One hundred is igana and one thousand is ngiri. No word for one million has been identified.
To the best of my knowledge, percentages are preceded by the term Gacunji ga … ( One piece from …).
Gacunji ga ikumi – 10%, Literally this may be translated as “one piece from ten pieces.”
Gacunji ka igana – 1%, literally “one piece from one hundred pieces.”

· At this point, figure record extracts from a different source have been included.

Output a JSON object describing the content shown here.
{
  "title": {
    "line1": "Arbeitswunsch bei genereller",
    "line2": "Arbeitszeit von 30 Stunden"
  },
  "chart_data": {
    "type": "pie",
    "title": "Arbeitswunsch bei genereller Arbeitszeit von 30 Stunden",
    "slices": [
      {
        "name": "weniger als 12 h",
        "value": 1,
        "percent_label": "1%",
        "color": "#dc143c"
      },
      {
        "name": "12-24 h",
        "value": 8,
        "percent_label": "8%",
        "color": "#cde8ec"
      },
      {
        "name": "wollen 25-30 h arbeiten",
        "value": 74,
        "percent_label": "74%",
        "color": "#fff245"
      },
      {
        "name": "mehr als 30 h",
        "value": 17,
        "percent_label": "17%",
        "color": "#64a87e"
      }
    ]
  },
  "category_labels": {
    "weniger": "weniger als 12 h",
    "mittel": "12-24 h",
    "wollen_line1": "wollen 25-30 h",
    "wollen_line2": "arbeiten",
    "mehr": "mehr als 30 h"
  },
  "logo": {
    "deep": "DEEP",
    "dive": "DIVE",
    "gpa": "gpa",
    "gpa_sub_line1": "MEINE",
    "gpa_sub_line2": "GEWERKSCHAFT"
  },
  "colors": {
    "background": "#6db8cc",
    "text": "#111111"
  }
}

Hieroglyphic numerals for 3, 4, 6, and 8 and Equivalent Kikuyu
Egyptian numerals were represented by strokes, with the number of strokes corresponding to the numeral - one stroke for numeral "one"; two strokes for numeral "two" etc. Numeral "six" is represented by doubling the three strokes that represent numeral "three". In the same way, numeral "eight" is represented by doubling the strokes that represent numeral "four".
In the Kikuyu morphemes that represent the numerals three, four, six and eight, a similar pattern can be observed.
Three is ithatu. Six is ithathatu, a repetition of the word for three; ithatu. It appears that the original word before the natural effect of language change took place was ithatu-ithatu, similar to the doubling of the Egyptian Hieroglyphics for three to indicate numeral six.
Similarly, eight is inyanya, which was possibly inya-inya - a repetition of the word for four; inya. The antiquity of the root in the Kikuyu word for eight may be apparent by comparing with the Arabic word for eight - tamanya.
All forms of letters and numbers are called ndemwa - from the word tema, to cut. For them to be referred to as ‘those that have been cut,’ the Kikuyu were probably were privy to writings that had been incised on stone as was common during the 18th dynasty of Ancient Egypt.
Tara - to count
This is another interesting word. When computers came into fashion, Swahili scholars were taxed to find a suitable word for this machine. They eventually came up with Tarakilishi. The prefix Tara, means to count in Kikuyu. Many Swahili coined terms borrow from ancient Kiamu (Lamu) dialect which surprisingly has many archaic words that are still in use in Kikuyu. Lamu island is the only place in the world where a cat breed that resembles the ancient Egyptian breed (Bubastis) can be seen alive today. It would be interesting to research Tara in ancient tongues to see if it included the idea of ‘compute’ in its semantic field.